In a 2021 survey by training company Axonify and Arlington Research, nearly half of the frontline-worker respondents said they were planning to quit their jobs soon, with 56% of grocery workers citing burnout as their top reason, followed by insufficient compensation, at 50%. There’s no question that retaining employees, especially entry-level cashiers and stockers, can be challenging.

Savvy grocery store HR teams are taking a variety of steps to retain key people, including providing free meals, childcare stipends, and help with transportation costs. HR teams might also work with a store manager experiencing high turnover rates to uncover the warning signs before employees leave. Or an HR team member might shadow a store manager with a good retention track record to understand what that manager is doing right. Equally important, HR managers need to continue to support employees past the onboarding stage to ensure they’re keeping up to date on their training. Once employees put in their resignation notice, HR needs to conduct an exit interview to understand why they’re leaving and where they’re going.

Here are eight other strategies that HR managers can use to improve retention at their stores.

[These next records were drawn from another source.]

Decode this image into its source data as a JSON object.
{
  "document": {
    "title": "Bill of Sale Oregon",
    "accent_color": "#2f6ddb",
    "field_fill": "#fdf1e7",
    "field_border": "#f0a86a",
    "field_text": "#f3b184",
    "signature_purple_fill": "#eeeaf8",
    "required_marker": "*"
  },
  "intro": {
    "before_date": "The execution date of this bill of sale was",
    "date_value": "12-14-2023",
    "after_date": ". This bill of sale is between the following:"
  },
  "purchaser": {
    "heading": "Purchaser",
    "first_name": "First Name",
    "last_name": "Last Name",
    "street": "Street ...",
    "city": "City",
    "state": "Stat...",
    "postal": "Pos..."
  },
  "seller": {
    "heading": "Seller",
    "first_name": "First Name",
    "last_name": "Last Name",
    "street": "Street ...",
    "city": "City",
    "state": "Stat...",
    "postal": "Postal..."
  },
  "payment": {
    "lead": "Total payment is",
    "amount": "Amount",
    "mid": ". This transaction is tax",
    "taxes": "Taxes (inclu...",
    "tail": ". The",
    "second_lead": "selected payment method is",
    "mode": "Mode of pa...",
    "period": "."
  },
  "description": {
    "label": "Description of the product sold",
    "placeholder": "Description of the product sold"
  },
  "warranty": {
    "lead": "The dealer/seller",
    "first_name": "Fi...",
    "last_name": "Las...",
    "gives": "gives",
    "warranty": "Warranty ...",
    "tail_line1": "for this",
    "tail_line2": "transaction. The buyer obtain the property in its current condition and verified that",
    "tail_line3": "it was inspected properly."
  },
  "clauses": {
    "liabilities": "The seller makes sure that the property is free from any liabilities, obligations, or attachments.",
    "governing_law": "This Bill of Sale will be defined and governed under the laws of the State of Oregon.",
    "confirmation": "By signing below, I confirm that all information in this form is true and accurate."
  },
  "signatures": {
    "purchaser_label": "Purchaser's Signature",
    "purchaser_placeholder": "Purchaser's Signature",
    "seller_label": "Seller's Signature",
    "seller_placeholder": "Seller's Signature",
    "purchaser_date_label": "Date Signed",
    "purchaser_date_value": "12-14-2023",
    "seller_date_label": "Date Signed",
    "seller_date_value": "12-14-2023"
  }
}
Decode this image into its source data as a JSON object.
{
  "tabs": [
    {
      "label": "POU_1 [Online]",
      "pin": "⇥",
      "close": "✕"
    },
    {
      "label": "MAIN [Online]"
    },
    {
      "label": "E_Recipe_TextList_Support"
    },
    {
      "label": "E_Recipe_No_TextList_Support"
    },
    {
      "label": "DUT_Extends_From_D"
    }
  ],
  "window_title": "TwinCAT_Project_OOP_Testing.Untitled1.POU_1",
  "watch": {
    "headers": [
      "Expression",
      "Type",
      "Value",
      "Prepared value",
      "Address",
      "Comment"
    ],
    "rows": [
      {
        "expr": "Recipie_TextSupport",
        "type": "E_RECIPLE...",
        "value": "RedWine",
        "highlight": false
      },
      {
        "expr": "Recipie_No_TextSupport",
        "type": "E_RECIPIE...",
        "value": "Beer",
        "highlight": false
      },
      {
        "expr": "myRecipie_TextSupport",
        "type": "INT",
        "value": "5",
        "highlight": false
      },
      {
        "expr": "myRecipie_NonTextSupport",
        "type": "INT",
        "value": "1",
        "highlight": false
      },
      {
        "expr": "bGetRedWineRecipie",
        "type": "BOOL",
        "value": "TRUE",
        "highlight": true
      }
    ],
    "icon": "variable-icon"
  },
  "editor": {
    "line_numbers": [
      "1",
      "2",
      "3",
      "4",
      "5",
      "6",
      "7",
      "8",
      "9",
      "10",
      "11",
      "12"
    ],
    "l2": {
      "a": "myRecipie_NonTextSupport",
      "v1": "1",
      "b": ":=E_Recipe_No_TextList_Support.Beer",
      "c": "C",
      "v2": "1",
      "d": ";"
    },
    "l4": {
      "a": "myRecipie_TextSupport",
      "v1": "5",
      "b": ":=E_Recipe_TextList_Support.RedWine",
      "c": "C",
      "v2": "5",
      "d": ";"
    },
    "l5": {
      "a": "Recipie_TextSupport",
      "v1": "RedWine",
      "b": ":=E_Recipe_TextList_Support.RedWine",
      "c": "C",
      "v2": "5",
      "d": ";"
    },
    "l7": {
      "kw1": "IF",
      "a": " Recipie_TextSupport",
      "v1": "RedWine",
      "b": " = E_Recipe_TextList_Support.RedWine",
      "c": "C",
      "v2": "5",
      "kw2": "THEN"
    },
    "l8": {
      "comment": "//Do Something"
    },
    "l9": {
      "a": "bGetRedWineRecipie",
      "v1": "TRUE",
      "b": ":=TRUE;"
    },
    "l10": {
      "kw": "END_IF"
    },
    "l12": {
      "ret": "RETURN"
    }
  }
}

  • Competitive wages and benefits. While some grocery retailers have boosted wages and salaries in the wake of the COVID-19 pandemic, across-the-board pay hikes can be difficult to absorb in an industry that has averaged 2.9% profit margin over the past three years, according to the Food Marketing Association. In 2023, 27 US states and 59 cities and counties will raise their minimum wage. In four states and 36 cities and counties, the minimum wage will reach or exceed $15 per hour for some or all employees, according to the National Employment Law Project. Although some stores will raise prices or cap overtime to accommodate the increased wage costs, they stand to benefit from the higher wages in some ways. For example, studies show that employees who are satisfied with their pay are less prone to absenteeism and tardiness and more likely to stay with their employer, reducing hiring costs. Furthermore, veteran employees tend to be better at their jobs than recent hires, and they can help train new team members.
  • A collaborative working environment. Grocery store workers are the face of the store, gaining the kind of unique insights that deskbound executives at corporate headquarters often don’t encounter. Those insights will remain undiscovered unless deskless workers—those who don’t have a designated place to work—are given a way to share ideas. Research from McKinsey shows that what grocery workers want most is to be valued by the organization and their direct manager, to feel a sense of belonging, and to have caring and trusting teammates. Grocery workers also need to understand how their job connects to the larger vision of the company.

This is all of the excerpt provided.